Abstract
Stabilization of optical sources are becoming more important in high precision measurements. Whispering gallery mode resonators are an ideal candidate for a cavity to stabilize laser diodes. Imperfections in the resonator act as scattering centers and reflect resonant modes, which allows the self-injection locking of the laser diode.
The work presented here studies the effect of optical feedback on distributed feedback and Fabry-Perot lasers by looking at the linewidth and stability. The resonator was fabricated from a lithium niobate crystal, which the quality factor was measured at 6.92 × 107. Linewidth was measured with two different self-heterodyne methods, both using an acoustooptic modulator of 100 MHz to induce a frequency shift. The first regime was the traditional method where the unmodified beam is delayed by a significant path length. The second was a modified method which recycles a portion of the heterodyne through the delay and acousto-optic modulator. This effectively increases the delay length by creating integer multiples of the beat frequency. The linewidth of the distributed feedback laser was measured has decreased from 63.9 kHz to 10 kHz with the feedback.

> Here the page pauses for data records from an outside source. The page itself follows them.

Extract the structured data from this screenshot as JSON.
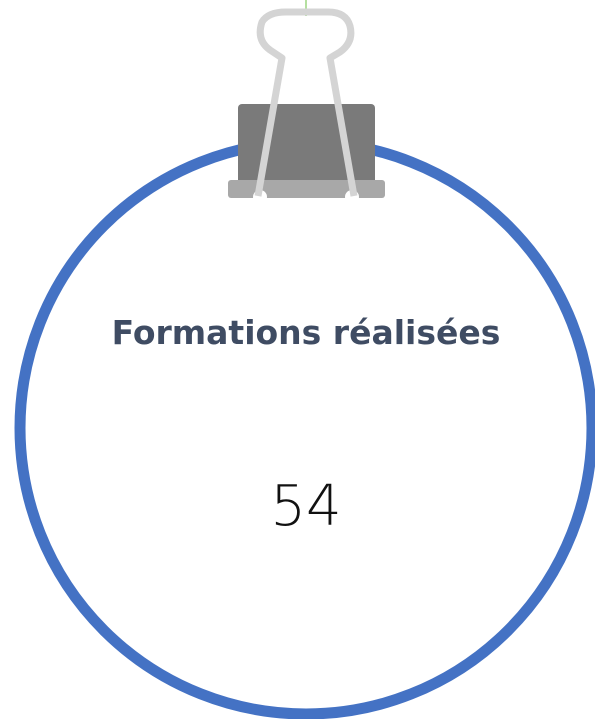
{
  "card": {
    "title": "Formations réalisées",
    "value": "54"
  }
}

Stability of the Fabry-Perot laser was measured by calculating the Allan deviation. The Fabry-Perot laser was mixed with a reference ECDL with some offset frequency and the beat signal from the photodector was analysed by an oscilloscope. The Allan deviation was caculated by performing a fast Fourier transform at different averaging times. The Allan deviation of the Fabry-Perot laser decreased from 6022 Hz to 4089 Hz at the averaging time of 0.1 ms. Furthermore, the linewidth was calculated at the same averaging time, which decreased from 37.3 kHz to 33.2 kHz.